Increased use of synthetic fibres compared to natural fibres
The textile-clothing sector is evolving because of various factors. For one thing, the use of synthetic fibres (mainly polyester) is increasing, at the expense of natural fibres such as cotton. Polyester has several advantages over cotton: its production requires less water and no pesticides. It is also easier to handle and mix with other fibres, and its production is less subject to climatic hazards. Moreover, low oil prices keep the cost of synthetic fibres down. There are incentives to substitute cotton and wool with these synthetic fibres. Another point worth mentioning is the substantial development of environmentally-friendly natural fibres, driven by consumers’ growing environmental concerns.

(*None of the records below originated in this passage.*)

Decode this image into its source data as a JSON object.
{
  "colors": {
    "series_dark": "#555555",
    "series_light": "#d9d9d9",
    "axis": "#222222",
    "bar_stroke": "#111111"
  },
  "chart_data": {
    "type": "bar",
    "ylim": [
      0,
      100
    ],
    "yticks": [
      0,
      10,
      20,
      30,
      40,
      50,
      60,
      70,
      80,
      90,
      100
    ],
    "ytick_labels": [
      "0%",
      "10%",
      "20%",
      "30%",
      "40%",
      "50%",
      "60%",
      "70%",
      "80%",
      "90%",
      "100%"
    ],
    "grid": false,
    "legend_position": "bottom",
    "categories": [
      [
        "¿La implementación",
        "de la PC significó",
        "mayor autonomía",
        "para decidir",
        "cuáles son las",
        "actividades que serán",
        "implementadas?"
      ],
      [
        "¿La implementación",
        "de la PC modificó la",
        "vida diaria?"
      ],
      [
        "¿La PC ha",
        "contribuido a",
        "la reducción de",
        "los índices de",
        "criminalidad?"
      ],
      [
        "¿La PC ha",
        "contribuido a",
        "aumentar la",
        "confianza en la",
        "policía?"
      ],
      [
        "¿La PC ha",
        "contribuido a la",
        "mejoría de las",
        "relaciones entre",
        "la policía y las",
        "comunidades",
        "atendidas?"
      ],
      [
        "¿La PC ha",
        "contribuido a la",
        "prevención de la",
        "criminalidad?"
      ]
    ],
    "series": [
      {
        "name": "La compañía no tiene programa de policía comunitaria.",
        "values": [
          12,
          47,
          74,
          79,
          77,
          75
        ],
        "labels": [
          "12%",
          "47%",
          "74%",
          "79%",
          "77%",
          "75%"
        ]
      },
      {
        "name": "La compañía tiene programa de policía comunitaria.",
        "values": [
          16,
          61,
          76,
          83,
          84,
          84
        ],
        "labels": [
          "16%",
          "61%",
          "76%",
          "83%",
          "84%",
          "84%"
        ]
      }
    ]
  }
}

Relocation of textile factories to low-cost countries
Textile manufacturing, especially low value-added manufacturing, is shifting from China, which dominates textile manufacturing worldwide, to other economies with lower production costs such as Vietnam, India, Bangladesh and Ethiopia. China's share in global textile exports decreased from 38.3% to 29.1% between 2015 and 2020, according to Fitch Solutions. This trend, which has been exacerbated recently by trade tensions between the U.S. and China, is expected to continue, as higher Chinese wages push up production costs. Textile industries, which change collections very regularly, have an incentive to set up factories in countries where wages are lower. According to a New York University study, in 2019, the minimum monthly wage in Ethiopia was USD 26 compared to USD 326 in China.

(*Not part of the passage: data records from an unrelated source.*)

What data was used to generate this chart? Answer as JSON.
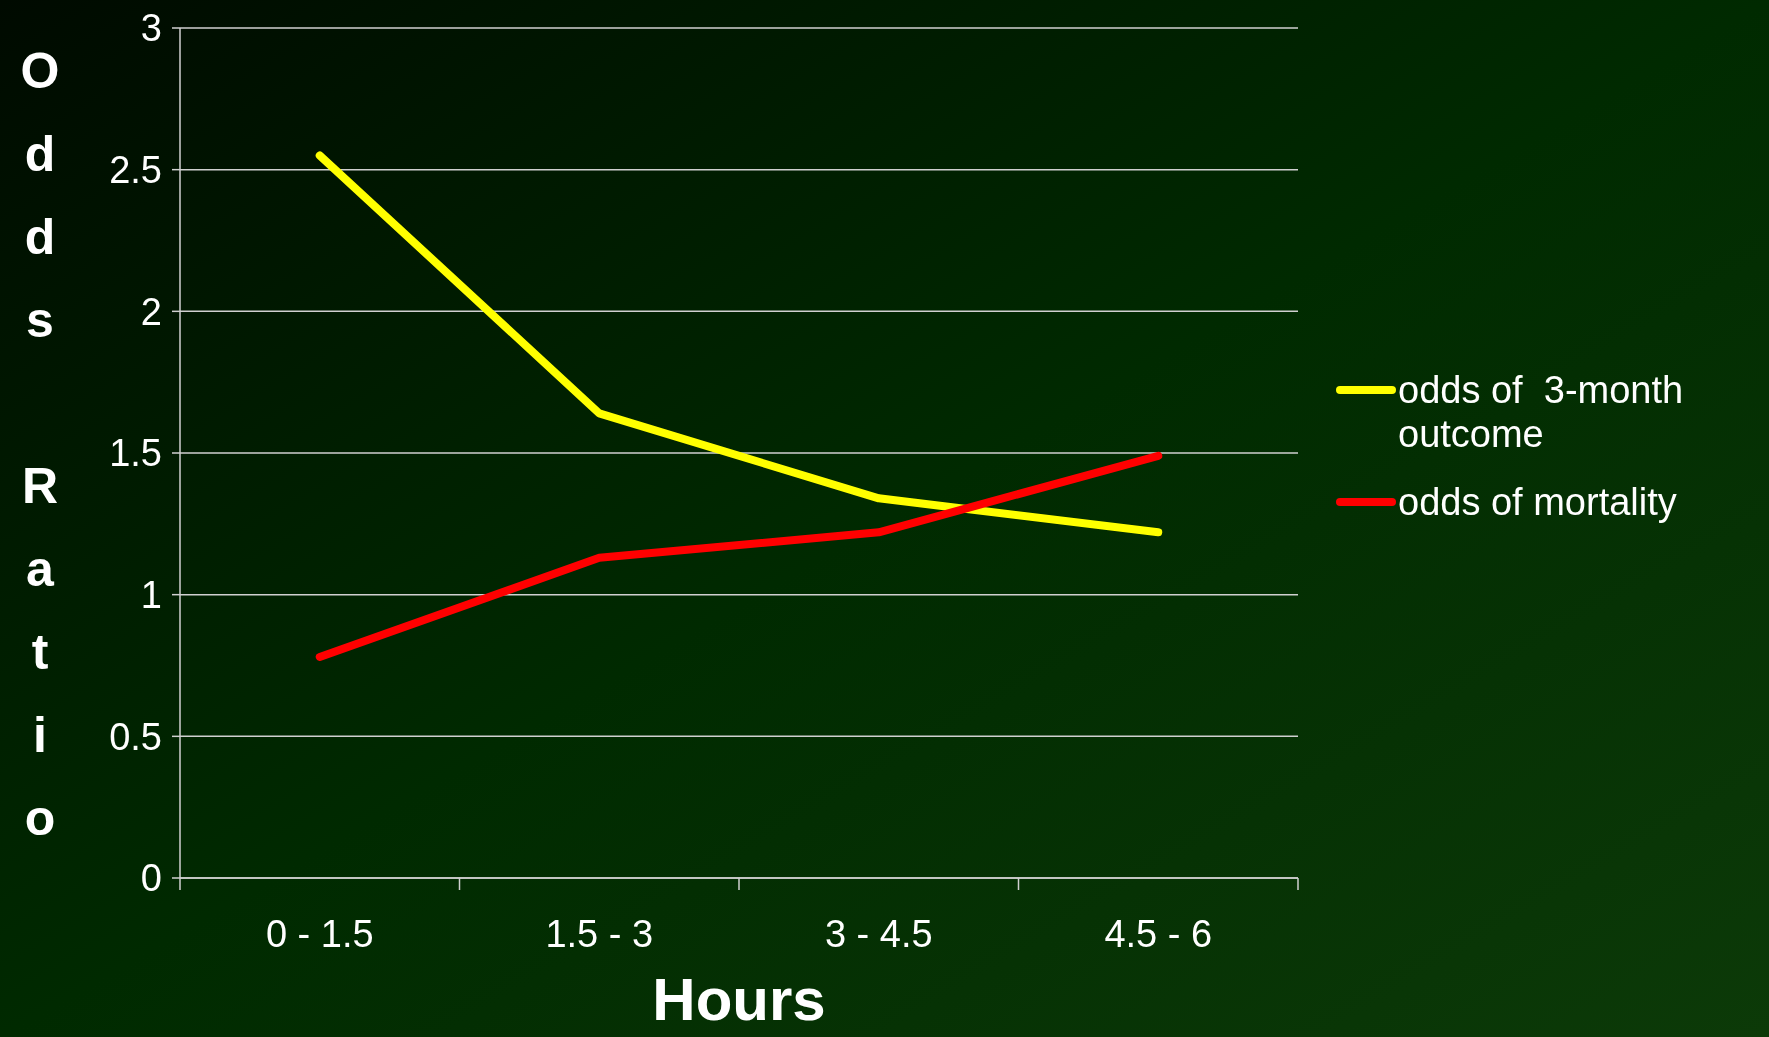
{
  "chart_data": {
    "type": "line",
    "xlabel": "Hours",
    "ylabel": "Odds Ratio",
    "categories": [
      "0 - 1.5",
      "1.5 - 3",
      "3 - 4.5",
      "4.5 - 6"
    ],
    "series": [
      {
        "name": "odds of  3-month outcome",
        "color": "#ffff00",
        "values": [
          2.55,
          1.64,
          1.34,
          1.22
        ]
      },
      {
        "name": "odds of mortality",
        "color": "#ff0000",
        "values": [
          0.78,
          1.13,
          1.22,
          1.49
        ]
      }
    ],
    "ylim": [
      0,
      3
    ],
    "yticks": [
      0,
      0.5,
      1,
      1.5,
      2,
      2.5,
      3
    ],
    "grid": "y",
    "legend": "right",
    "marker": "none",
    "line_style": "solid"
  }
}
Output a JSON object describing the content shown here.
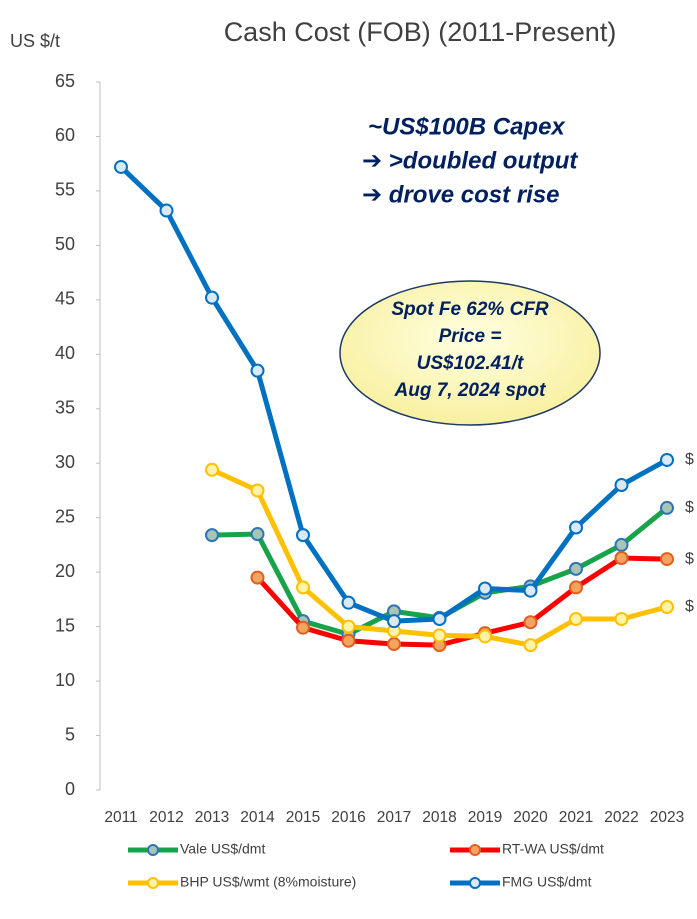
{
  "chart_data": {
    "type": "line",
    "title": "Cash Cost (FOB) (2011-Present)",
    "y_label": "US $/t",
    "categories": [
      "2011",
      "2012",
      "2013",
      "2014",
      "2015",
      "2016",
      "2017",
      "2018",
      "2019",
      "2020",
      "2021",
      "2022",
      "2023"
    ],
    "ylim": [
      0,
      65
    ],
    "yticks": [
      0,
      5,
      10,
      15,
      20,
      25,
      30,
      35,
      40,
      45,
      50,
      55,
      60,
      65
    ],
    "grid": false,
    "series": [
      {
        "name": "Vale US$/dmt",
        "color": "#16a34a",
        "marker_fill": "#a7c4b4",
        "marker_stroke": "#2e75b6",
        "end_label": "$",
        "values": [
          null,
          null,
          23.4,
          23.5,
          15.5,
          14.3,
          16.4,
          15.8,
          18.1,
          18.7,
          20.3,
          22.5,
          25.9
        ]
      },
      {
        "name": "RT-WA US$/dmt",
        "color": "#ff0000",
        "marker_fill": "#f4a460",
        "marker_stroke": "#e06020",
        "end_label": "$",
        "values": [
          null,
          null,
          null,
          19.5,
          14.9,
          13.7,
          13.4,
          13.3,
          14.4,
          15.4,
          18.6,
          21.3,
          21.2
        ]
      },
      {
        "name": "BHP US$/wmt (8%moisture)",
        "color": "#ffc000",
        "marker_fill": "#fff3a8",
        "marker_stroke": "#ffc000",
        "end_label": "$",
        "values": [
          null,
          null,
          29.4,
          27.5,
          18.6,
          15.0,
          14.6,
          14.2,
          14.1,
          13.3,
          15.7,
          15.7,
          16.8
        ]
      },
      {
        "name": "FMG US$/dmt",
        "color": "#0070c0",
        "marker_fill": "#dbe9f6",
        "marker_stroke": "#0070c0",
        "end_label": "$",
        "values": [
          57.2,
          53.2,
          45.2,
          38.5,
          23.4,
          17.2,
          15.5,
          15.7,
          18.5,
          18.3,
          24.1,
          28.0,
          30.3
        ]
      }
    ],
    "annotation": [
      "~US$100B Capex",
      "➔  >doubled output",
      "➔  drove cost rise"
    ],
    "callout": [
      "Spot Fe 62%  CFR",
      "Price =",
      "US$102.41/t",
      "Aug 7, 2024 spot"
    ]
  }
}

Demand is shifting from Europe and the U.S. to Asia
As demand for clothing from Asia (mainly China) grows, the importance of Europe and North America in this sector is declining. Sales of clothing products outside North America and Europe equalled sales in these regions in 2018 and are expected to reach 55% of total world sales of clothing products in 2025. The Asia-Pacific region (Vietnam, Philippines, Indonesia, Malaysia, Thailand and Singapore) is highly attractive to the apparel sector, especially because it has a large proportion of young people, for whom digital solutions play an important and growing role. The three largest e-commerce websites in this region (Lazada, Shopee and Tokopedia) saw the gross value of their merchandise sales increase sevenfold between 2015 and 2018. The luxury industry has also been affected by the shift in activity in the sector: China generated 90% of growth in the luxury sector in 2019, accounting for 35% of purchases according to Bain & Company, an international strategy and management consulting firm. Another important transformation that is taking place in the clothing market is the rise of fast fashion, particularly in advanced economies and China. The term refers to a strategy used by brands that consists in changing their clothing collections very quickly in order to stimulate and increase the frequency of consumer purchases. A direct consequence of this evolution is the shorter lifespan of clothes, which are now kept for half as long as they were ten years ago.